Les grandes zones humides florissantes de Mary River sont réputées pour favoriser les rencontres sauvages sur certaines des voies navigables les plus vierges du Top End. Peu d’autres sanctuaires sont aussi accessibles et abordables à explorer, et le fait que vous puissiez vous retrouver au bord de l’eau quelques heures seulement après avoir quitté Darwin vous amène à vous demander comment cet endroit garde si bien son secret.

Lorsque vous partez, emportez du bois de chauffage, du matériel de pêche et des guimauves pour vos feux de camp nocturnes, et planifiez votre voyage pour la saison sèche, lorsque les pluies cessent de tomber, les routes s’ouvrent et les moustiques perdent enfin leur appétit.
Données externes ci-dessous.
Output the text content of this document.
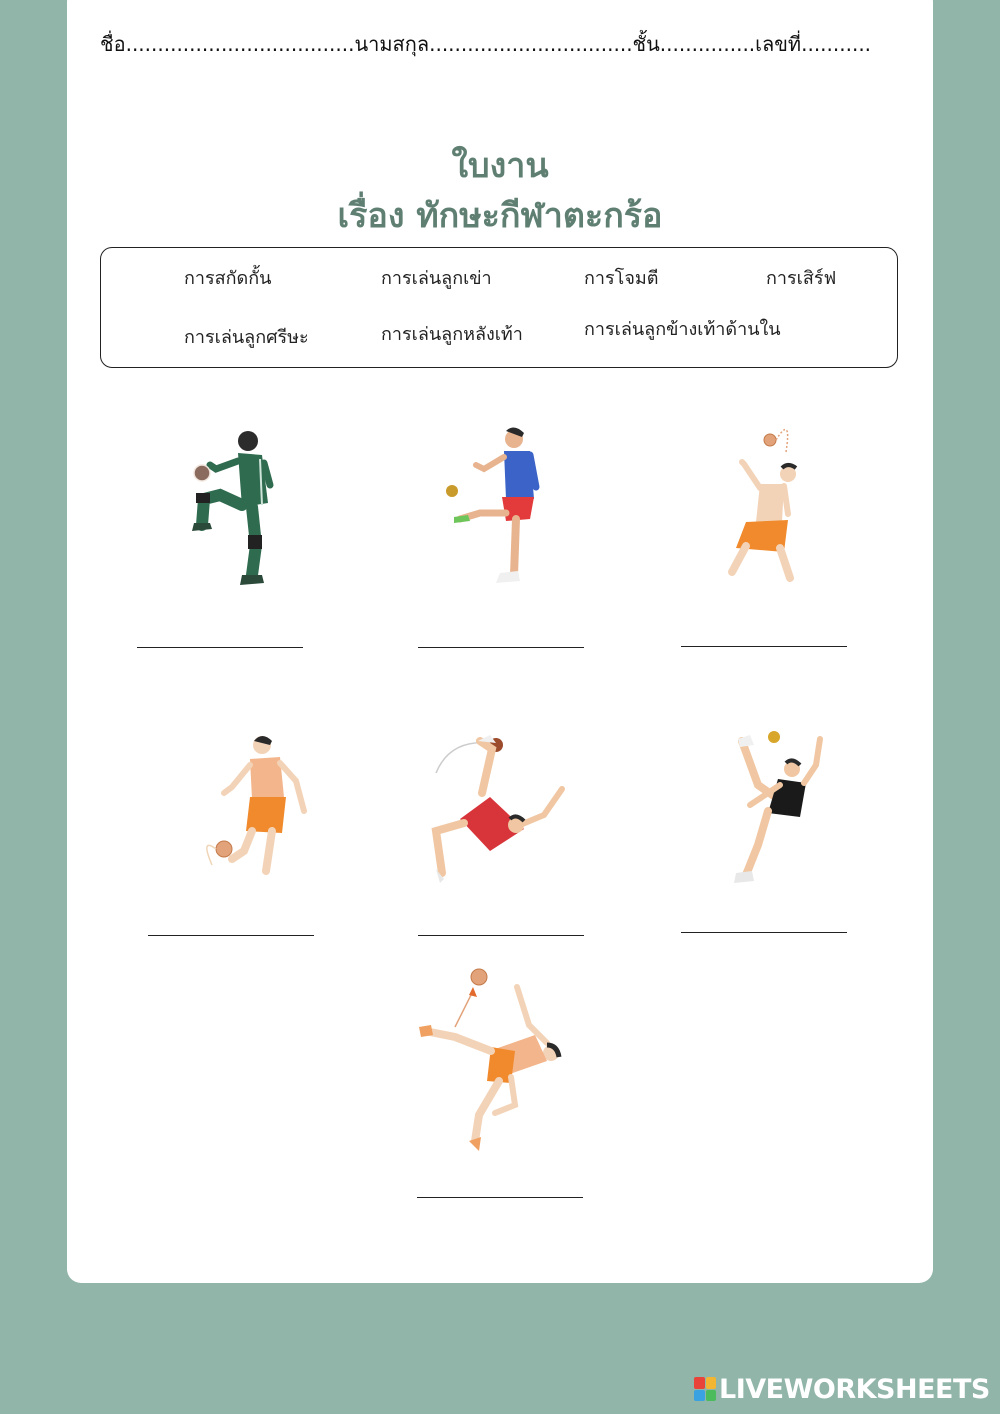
ชื่อ....................................นามสกุล................................ชั้น...............เลขที่...........
ใบงาน
เรื่อง ทักษะกีฬาตะกร้อ
การสกัดกั้น	การเล่นลูกเข่า	การโจมตี	การเสิร์ฟ
การเล่นลูกศรีษะ	การเล่นลูกหลังเท้า	การเล่นลูกข้างเท้าด้านใน
LIVEWORKSHEETS
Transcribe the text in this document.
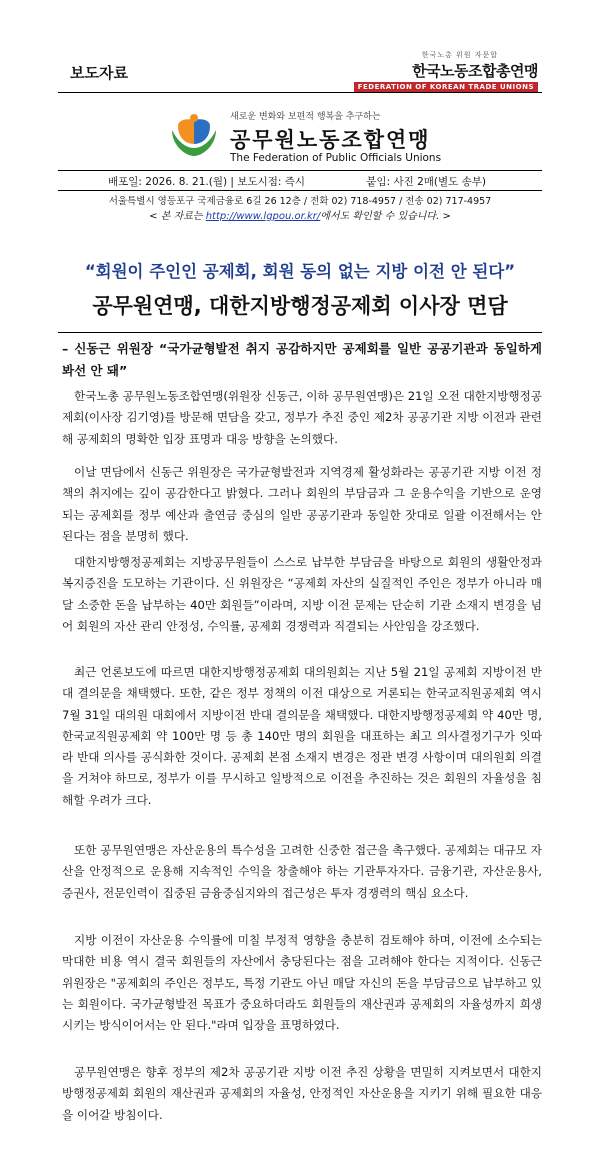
보도자료
한국노총 위원 자문합
한국노동조합총연맹
FEDERATION OF KOREAN TRADE UNIONS
새로운 변화와 보편적 행복을 추구하는
공무원노동조합연맹
The Federation of Public Officials Unions
배포일: 2026. 8. 21.(월) | 보도시점: 즉시	붙임: 사진 2매(별도 송부)
서울특별시 영등포구 국제금융로 6길 26 12층 / 전화 02) 718-4957 / 전송 02) 717-4957
< 본 자료는 http://www.lgpou.or.kr/에서도 확인할 수 있습니다. >
“회원이 주인인 공제회, 회원 동의 없는 지방 이전 안 된다”
공무원연맹, 대한지방행정공제회 이사장 면담
– 신동근 위원장 “국가균형발전 취지 공감하지만 공제회를 일반 공공기관과 동일하게 봐선 안 돼”
한국노총 공무원노동조합연맹(위원장 신동근, 이하 공무원연맹)은 21일 오전 대한지방행정공제회(이사장 김기영)를 방문해 면담을 갖고, 정부가 추진 중인 제2차 공공기관 지방 이전과 관련해 공제회의 명확한 입장 표명과 대응 방향을 논의했다.
이날 면담에서 신동근 위원장은 국가균형발전과 지역경제 활성화라는 공공기관 지방 이전 정책의 취지에는 깊이 공감한다고 밝혔다. 그러나 회원의 부담금과 그 운용수익을 기반으로 운영되는 공제회를 정부 예산과 출연금 중심의 일반 공공기관과 동일한 잣대로 일괄 이전해서는 안 된다는 점을 분명히 했다.
대한지방행정공제회는 지방공무원들이 스스로 납부한 부담금을 바탕으로 회원의 생활안정과 복지증진을 도모하는 기관이다. 신 위원장은 “공제회 자산의 실질적인 주인은 정부가 아니라 매달 소중한 돈을 납부하는 40만 회원들”이라며, 지방 이전 문제는 단순히 기관 소재지 변경을 넘어 회원의 자산 관리 안정성, 수익률, 공제회 경쟁력과 직결되는 사안임을 강조했다.
최근 언론보도에 따르면 대한지방행정공제회 대의원회는 지난 5월 21일 공제회 지방이전 반대 결의문을 채택했다. 또한, 같은 정부 정책의 이전 대상으로 거론되는 한국교직원공제회 역시 7월 31일 대의원 대회에서 지방이전 반대 결의문을 채택했다. 대한지방행정공제회 약 40만 명, 한국교직원공제회 약 100만 명 등 총 140만 명의 회원을 대표하는 최고 의사결정기구가 잇따라 반대 의사를 공식화한 것이다. 공제회 본점 소재지 변경은 정관 변경 사항이며 대의원회 의결을 거쳐야 하므로, 정부가 이를 무시하고 일방적으로 이전을 추진하는 것은 회원의 자율성을 침해할 우려가 크다.
또한 공무원연맹은 자산운용의 특수성을 고려한 신중한 접근을 촉구했다. 공제회는 대규모 자산을 안정적으로 운용해 지속적인 수익을 창출해야 하는 기관투자자다. 금융기관, 자산운용사, 증권사, 전문인력이 집중된 금융중심지와의 접근성은 투자 경쟁력의 핵심 요소다.
지방 이전이 자산운용 수익률에 미칠 부정적 영향을 충분히 검토해야 하며, 이전에 소수되는 막대한 비용 역시 결국 회원들의 자산에서 충당된다는 점을 고려해야 한다는 지적이다. 신동근 위원장은 "공제회의 주인은 정부도, 특정 기관도 아닌 매달 자신의 돈을 부담금으로 납부하고 있는 회원이다. 국가균형발전 목표가 중요하더라도 회원들의 재산권과 공제회의 자율성까지 희생시키는 방식이어서는 안 된다."라며 입장을 표명하였다.
공무원연맹은 향후 정부의 제2차 공공기관 지방 이전 추진 상황을 면밀히 지켜보면서 대한지방행정공제회 회원의 재산권과 공제회의 자율성, 안정적인 자산운용을 지키기 위해 필요한 대응을 이어갈 방침이다.
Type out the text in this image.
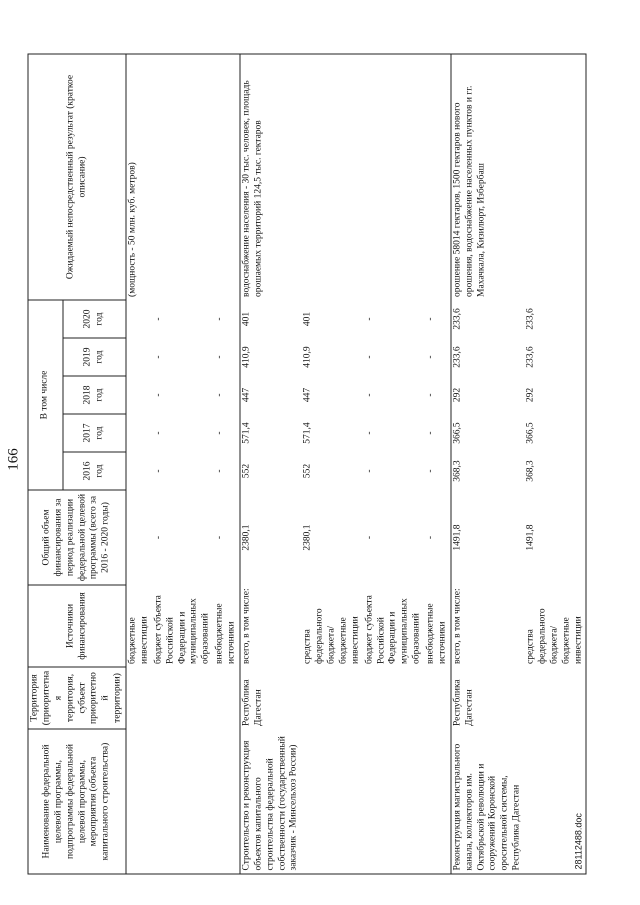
166
Наименование федеральной целевой программы, подпрограммы федеральной целевой программы, мероприятия (объекта капитального строительства)	Территория (приоритетная территория, субъект приоритетной территории)	Источники финансирования	Общий объем финансирования за период реализации федеральной целевой программы (всего за 2016 - 2020 годы)	В том числе					Ожидаемый непосредственный результат (краткое описание)
				2016 год	2017 год	2018 год	2019 год	2020 год	
		бюджетные инвестиции							(мощность - 50 млн. куб. метров)
		бюджет субъекта Российской Федерации и муниципальных образований	-	-	-	-	-	-	
		внебюджетные источники	-	-	-	-	-	-	
Строительство и реконструкция объектов капитального строительства федеральной собственности (государственный заказчик - Минсельхоз России)	Республика Дагестан	всего, в том числе:	2380,1	552	571,4	447	410,9	401	водоснабжение населения - 30 тыс. человек, площадь орошаемых территорий 124,5 тыс. гектаров
		средства федерального бюджета/ бюджетные инвестиции	2380,1	552	571,4	447	410,9	401	
		бюджет субъекта Российской Федерации и муниципальных образований	-	-	-	-	-	-	
		внебюджетные источники	-	-	-	-	-	-	
Реконструкция магистрального канала, коллекторов им. Октябрьской революции и сооружений Коронской оросительной системы, Республика Дагестан	Республика Дагестан	всего, в том числе:	1491,8	368,3	366,5	292	233,6	233,6	орошение 58014 гектаров, 1500 гектаров нового орошения, водоснабжение населенных пунктов и гг. Махачкала, Кизилюрт, Избербаш
		средства федерального бюджета/ бюджетные инвестиции	1491,8	368,3	366,5	292	233,6	233,6	
28112488.doc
Itinéraires d’évacuation vers Mary River

Aller

Le parc national de Mary River est situé à 150 km à l’est de Darwin via les autoroutes Stuart et Arnhem. Pour atteindre Shady Camp, quittez l’autoroute juste après Bark Hut Inn et roulez 50 km vers le nord sur Point Stuart Road.

Visite

Arrivez pendant la saison fraîche et sèche du Top End (de mai à septembre) pour profiter de températures confortables (20 à 31 °C), d’un ciel dégagé et d’un accès pour les véhicules conventionnels. Les inondations peuvent fermer le parc à tout moment d’octobre à avril. L’entrée coûte 10 $/jour (moitié prix pour les enfants) ou 30 $ pour un pass de deux semaines (valable dans tous les parcs nationaux gérés par NT).

Rester

Point Stuart Wilderness Lodge propose des chambres lodge (à partir de 255 $/nuit) et des tentes safari refroidies par ventilateur (à partir de 215 $/nuit) avec un restaurant, un bar et une piscine (pointstuart.com.au). Les terrains de camping du parc national de Couzens Lookout et Shady Camp offrent des tables de pique-nique, des foyers et des toilettes, et coûtent 10 $/adulte/nuit, 5 $/enfant ou 25 $/famille (réservez en ligne, apportez beaucoup d’eau potable).

Faire

Point Stuart Wilderness Lodge organise des croisières dans les zones humides depuis Rockhole (à partir de 80 $/adulte, 42 $/enfant) et loue des bateaux Polycraft pour quatre personnes à partir de 285 $/jour (carburant compris). Pour les croisières au départ de Corroboree Billabong, sur la rive ouest de la Mary River (à partir de 60 $/adulte, 40 $/enfant), rendez-vous sur wildlands.com.au ou wetlandcruises.com.au.

Paquet

Cannes à pêche, matériel de camping, jumelles, bois de chauffage, guimauves et anti-moustique.

Lancer un bateau

Il y a des rampes de mise à l’eau là où la Mary River traverse l’autoroute d’Arnhem (3 km à l’ouest du Bark Hut Inn), à Rockhole, Shady Camp, Mary River Billabong (via Bird Billabong) et à Hardies Crossing et Corroboree Billabong, accessibles via Hardies 4WD Track sur le côté ouest de Mary River.

Plan

Pour en savoir plus, visitez nt.gov.au/parks.